Comforts aside, my job is defined by hours and sometimes days of waiting. I spend my time waiting for the moment of magic. Endless waiting, then absolute panic as the conditions become perfect. Wind blasts my camper, snow loads on the roof, or I broil in the summers in the Sonoran Desert. The beauty of the Four Wheel Camper is that I can break camp in a hurry and run after a storm front. I may camp and un-camp six times a day.
You ask, why go to all this trouble just to get some solitude? It’s hard to say just when inspiration occurs, but I will say, when I literally live in a place and experience the power of its weather in all seasons, the images I produce are stronger. I see my photography as a visual language relating a narrative between the reader and me.
My goal is to transmit to the reader or viewer of my work, not only a sense of the place, but also what I felt when I was there. The funny thing is: every location becomes part of me as well.
So here are images born in inclement weather. From snow at the Grand Canyon, pre-tornado clouds on the high plains, storm clouds over Arches, icy pre-dawn take-off of sand-hill cranes, a sand storm in Death Valley, and monsoon lightning storms in the Sonoran Desert.

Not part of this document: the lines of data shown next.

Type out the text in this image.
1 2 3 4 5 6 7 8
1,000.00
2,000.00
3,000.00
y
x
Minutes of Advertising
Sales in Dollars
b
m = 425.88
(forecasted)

Enjoy!
ABOVE: Nestled in a remote camping spot outside the Grand Canyon National Park, Arizona having arrived ahead of the storm, I rise at 5AM to head to the canyon rim as the storm lifts.
ABOVE: After making the long drive to Vermont’s Green Mountains photographing fall color, the unexpected happens and new snow coats the landscape.
ABOVE: My favorite place in Mexico lies in the Desierto Central of Baja, where boolum trees extend their fingers to the lifting morning fog, colored by sunrise.
ABOVE: Arizona’s Salt River Canyon is the “other grand canyon”. While working on a National Geographic story about Native American land stewardship, I endured a downpour, photographing under an umbrella to record the mesas rising about the lowering, foggy cloud layer.